Eu não sei se somos capazes de vencer essa guerra pela força, ou se uma revolução ou uma guerra civili seriam a solução para nossos problemas, mas talvez seja tarefa da esquerda dar alguma esperança, algum sinal de que alguém luta por nós, ou então de que vale ter Lula presidente se quem governa é Arthur Lira, se o PT morre de medo de um segundo impeachment ou de críticas da TV Globo? O filósofo Vladimir Safatle faz a leitura correta da situação ao dizer que no Brasil “a esquerda morreu”, e que é a extrema direita que resguarda o espírito insurrecional ao queimar automóveis e invadir e depredar os poderes instituídos. 

O analisador produzido pelo PL 1904 nos mostra que estamos em menor número, encurralados e que esses brutos animais selvagens colocaram em marcha um plano de extermínio predatório. Eles não ligam para o genocídio, a catástrofe climática e para os filhos resultantes do estupro.

A luta da esquerda hoje é a luta pelo futuro, mesmo que esse futuro não vá acontecer em lugar nenhum, apenas como UTOPIA e acima de tudo ela precisa ser uma LUTA.

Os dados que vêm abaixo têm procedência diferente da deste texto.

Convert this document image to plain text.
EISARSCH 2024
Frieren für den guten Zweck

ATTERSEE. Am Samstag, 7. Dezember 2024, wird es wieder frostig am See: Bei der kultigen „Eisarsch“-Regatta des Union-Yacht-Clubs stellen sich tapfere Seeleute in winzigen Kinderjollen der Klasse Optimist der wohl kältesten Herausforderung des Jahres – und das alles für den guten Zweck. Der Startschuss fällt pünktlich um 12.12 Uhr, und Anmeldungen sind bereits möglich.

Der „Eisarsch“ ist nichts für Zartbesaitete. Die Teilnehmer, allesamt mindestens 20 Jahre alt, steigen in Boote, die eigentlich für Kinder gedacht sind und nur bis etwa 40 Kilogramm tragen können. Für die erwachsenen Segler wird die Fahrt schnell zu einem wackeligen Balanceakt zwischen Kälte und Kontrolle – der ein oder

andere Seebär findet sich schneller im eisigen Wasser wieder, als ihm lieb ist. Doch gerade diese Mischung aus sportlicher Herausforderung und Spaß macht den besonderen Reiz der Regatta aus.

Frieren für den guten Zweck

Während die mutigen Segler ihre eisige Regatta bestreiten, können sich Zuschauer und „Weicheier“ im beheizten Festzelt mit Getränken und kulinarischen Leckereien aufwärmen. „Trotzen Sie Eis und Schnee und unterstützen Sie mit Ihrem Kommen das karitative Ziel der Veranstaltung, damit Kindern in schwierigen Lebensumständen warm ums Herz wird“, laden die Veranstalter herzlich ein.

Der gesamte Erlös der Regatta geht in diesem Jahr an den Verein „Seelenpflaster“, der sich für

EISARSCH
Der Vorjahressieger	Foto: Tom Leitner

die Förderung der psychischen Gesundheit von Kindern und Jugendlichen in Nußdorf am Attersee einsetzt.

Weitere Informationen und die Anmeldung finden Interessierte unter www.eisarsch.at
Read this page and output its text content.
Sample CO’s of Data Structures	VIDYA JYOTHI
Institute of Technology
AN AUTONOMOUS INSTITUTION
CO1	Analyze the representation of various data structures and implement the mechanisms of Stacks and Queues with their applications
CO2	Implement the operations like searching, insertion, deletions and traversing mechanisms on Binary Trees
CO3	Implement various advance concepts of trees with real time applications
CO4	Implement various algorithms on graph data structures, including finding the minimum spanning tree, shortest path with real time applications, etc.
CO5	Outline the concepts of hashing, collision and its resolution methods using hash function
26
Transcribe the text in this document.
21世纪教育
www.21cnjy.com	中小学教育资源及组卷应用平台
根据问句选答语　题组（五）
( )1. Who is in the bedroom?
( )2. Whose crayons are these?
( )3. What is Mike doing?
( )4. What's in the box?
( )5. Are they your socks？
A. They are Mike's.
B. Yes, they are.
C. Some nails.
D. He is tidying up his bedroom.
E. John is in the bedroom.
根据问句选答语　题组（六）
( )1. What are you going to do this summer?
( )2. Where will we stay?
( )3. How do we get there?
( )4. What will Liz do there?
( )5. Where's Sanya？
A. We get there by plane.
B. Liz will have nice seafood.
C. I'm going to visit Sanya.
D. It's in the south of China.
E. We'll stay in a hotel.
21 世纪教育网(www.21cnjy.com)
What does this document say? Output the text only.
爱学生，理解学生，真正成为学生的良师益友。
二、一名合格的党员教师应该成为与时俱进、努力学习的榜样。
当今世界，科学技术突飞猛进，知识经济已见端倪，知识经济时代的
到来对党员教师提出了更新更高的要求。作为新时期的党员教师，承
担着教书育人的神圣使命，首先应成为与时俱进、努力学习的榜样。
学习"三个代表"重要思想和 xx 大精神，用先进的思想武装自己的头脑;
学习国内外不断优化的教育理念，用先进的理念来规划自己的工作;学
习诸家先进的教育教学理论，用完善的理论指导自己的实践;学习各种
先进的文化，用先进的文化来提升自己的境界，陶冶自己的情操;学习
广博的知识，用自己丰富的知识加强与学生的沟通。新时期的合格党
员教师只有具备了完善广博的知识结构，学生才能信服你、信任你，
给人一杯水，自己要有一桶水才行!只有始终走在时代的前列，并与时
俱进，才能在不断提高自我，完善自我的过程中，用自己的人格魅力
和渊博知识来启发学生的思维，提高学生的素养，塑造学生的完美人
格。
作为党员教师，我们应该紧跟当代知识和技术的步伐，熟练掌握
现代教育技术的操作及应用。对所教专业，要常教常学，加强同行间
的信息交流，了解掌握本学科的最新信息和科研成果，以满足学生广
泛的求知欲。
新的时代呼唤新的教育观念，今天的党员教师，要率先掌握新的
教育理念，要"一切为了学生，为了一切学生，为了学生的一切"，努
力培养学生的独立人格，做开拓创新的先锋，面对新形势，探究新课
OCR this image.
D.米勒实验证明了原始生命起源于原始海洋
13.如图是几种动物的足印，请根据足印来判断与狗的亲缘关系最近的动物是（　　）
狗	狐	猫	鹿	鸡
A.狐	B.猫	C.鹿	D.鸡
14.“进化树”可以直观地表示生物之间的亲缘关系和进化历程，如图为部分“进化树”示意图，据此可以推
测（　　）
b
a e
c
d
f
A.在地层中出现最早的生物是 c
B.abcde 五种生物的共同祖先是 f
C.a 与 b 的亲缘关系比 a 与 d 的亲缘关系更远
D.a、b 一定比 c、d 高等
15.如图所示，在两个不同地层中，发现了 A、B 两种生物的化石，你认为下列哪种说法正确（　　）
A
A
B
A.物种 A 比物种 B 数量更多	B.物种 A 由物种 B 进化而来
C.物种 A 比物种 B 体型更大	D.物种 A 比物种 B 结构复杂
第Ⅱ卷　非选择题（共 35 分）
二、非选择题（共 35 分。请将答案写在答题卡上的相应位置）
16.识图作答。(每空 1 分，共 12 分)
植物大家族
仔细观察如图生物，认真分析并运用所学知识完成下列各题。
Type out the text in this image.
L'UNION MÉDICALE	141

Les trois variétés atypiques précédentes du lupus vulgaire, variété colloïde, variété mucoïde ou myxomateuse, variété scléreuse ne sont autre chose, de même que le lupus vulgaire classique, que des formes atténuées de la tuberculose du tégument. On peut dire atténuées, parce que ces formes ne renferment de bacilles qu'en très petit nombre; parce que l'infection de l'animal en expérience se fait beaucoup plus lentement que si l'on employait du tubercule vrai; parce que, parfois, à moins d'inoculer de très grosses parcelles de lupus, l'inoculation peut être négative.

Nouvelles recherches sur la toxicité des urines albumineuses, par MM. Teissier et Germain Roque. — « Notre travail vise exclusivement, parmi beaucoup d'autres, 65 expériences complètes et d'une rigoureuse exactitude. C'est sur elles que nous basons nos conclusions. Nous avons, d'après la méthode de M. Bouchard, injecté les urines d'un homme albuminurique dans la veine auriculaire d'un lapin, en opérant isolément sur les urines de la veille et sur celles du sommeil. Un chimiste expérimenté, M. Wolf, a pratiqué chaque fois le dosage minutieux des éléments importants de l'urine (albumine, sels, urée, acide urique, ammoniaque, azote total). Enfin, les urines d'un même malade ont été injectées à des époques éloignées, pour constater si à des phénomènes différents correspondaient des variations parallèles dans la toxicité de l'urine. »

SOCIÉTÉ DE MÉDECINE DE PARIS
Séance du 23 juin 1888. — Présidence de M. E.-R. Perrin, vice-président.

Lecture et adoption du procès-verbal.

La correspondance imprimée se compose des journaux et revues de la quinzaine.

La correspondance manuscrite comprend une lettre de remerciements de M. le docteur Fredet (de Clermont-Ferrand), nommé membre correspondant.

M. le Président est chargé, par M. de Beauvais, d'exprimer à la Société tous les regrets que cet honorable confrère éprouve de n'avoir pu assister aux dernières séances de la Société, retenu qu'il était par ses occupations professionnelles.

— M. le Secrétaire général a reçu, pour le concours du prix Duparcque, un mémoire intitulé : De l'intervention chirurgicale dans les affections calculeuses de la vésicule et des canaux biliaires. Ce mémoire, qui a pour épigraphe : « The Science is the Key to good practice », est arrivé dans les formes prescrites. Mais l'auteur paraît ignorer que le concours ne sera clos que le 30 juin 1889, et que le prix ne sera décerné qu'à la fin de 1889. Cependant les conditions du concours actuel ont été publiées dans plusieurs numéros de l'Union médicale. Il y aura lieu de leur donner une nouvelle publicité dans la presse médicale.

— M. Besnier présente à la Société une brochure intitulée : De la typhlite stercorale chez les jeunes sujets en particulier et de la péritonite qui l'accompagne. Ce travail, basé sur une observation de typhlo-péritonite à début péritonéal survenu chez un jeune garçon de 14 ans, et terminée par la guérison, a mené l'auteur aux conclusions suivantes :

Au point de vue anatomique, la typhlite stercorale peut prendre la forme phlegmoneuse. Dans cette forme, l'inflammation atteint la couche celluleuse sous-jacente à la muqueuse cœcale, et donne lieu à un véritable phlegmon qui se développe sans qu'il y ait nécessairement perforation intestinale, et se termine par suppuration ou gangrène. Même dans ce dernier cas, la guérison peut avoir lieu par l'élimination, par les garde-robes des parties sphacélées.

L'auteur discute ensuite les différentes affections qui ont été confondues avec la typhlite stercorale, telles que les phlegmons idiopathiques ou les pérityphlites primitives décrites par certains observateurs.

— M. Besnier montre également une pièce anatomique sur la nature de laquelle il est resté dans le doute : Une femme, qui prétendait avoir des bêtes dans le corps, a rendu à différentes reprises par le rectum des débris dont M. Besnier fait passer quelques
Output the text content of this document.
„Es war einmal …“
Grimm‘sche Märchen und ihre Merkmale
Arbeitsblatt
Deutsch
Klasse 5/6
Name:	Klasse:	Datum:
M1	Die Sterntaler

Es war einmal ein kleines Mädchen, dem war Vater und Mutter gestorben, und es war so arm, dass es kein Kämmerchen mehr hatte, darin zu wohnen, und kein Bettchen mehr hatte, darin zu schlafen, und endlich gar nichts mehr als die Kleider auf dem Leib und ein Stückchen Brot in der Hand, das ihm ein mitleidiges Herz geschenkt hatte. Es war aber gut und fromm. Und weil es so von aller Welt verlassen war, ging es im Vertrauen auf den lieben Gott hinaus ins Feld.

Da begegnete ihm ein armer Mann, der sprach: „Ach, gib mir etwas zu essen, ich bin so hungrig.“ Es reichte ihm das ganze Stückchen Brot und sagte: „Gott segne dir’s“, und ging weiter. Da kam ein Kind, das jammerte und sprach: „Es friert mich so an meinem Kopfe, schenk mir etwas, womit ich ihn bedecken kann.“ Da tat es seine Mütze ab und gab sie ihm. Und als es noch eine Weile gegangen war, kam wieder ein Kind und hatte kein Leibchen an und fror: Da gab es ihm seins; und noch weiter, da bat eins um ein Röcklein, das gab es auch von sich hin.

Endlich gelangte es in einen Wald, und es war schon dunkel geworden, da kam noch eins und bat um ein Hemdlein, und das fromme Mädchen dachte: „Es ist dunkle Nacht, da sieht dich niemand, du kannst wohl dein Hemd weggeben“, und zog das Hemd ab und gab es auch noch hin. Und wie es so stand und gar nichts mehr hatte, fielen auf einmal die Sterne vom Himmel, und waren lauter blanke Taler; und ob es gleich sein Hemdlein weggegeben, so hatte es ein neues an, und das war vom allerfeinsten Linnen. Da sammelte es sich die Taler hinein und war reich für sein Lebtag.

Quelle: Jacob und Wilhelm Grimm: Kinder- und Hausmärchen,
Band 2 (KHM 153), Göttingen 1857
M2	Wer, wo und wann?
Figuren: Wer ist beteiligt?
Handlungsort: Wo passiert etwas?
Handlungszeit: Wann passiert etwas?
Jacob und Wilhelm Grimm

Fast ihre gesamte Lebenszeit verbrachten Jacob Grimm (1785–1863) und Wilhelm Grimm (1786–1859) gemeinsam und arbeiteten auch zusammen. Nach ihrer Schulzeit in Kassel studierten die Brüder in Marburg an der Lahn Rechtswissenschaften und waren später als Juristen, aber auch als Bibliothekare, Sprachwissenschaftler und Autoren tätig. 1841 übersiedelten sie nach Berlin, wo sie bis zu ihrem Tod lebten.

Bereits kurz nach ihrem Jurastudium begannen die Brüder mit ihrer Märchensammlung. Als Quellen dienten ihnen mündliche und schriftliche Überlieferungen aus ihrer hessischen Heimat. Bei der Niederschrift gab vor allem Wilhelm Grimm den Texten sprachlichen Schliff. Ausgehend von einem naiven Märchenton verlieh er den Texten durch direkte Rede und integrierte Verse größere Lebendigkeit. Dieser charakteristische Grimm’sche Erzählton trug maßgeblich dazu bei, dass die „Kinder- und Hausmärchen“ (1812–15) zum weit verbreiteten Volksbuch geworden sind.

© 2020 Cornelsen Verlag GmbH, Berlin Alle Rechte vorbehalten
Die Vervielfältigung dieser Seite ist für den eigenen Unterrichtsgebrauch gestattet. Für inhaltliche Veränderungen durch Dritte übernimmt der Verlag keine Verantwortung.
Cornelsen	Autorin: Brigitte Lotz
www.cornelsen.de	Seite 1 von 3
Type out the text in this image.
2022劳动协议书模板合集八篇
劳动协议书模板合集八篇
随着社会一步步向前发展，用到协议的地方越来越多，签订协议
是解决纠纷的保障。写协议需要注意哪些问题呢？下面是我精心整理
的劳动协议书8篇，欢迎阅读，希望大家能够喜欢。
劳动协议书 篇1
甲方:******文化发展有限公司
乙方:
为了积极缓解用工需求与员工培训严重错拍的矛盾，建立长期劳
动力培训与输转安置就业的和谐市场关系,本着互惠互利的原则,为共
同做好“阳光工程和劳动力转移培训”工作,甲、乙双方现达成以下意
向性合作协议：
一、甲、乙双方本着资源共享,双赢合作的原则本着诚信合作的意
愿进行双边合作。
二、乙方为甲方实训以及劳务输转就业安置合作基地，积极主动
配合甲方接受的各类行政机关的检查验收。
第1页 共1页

 E eu, aqui de um estado e uma cidade onde o fim do mundo efetivamente começou evoco novamente a imagem de Maria do Rosário, nossa candidata a prefeita, não por acaso uma mulher, ESSA mulher, nossa última barreira contra a total destruição. Desde a difusão daquele vídeo que todes veem Rosário como uma vítima de agressão. Mas quem sabe não podemos resolver o quebra -cabeça virando uma de suas peças de cabeça para baixo e enxergamos uma mulher encarando a Besta masculina petrossexoracial de frente, olhando no olho, inclusive o ameaçando de dar umas bofetadas? 

Recomendo muito a leitura e do debate do livro de Elsa Dorlin. Durante a pandemia ofereci dois módulos de leitura dirigida do livro e neste semestre coordeno, como atividade de extensão juntamente com estudantes de psicologia da UFRGS o projeto “Corpo, ética, autodefesa: uma filosofia da resistência” onde agregamos ao texto atividades de corpo ética marcial.

Fábio Dal Molin, psicólogo, psicanalista, professor da FURG, pós doutorando em psicanálise, clínica e cultura pela UFRGS, professor de autodefesa e coordenador dos projetos “Coletivo Rosa dos Ventos” e “Autodefesa, uma filosofia da resistência”.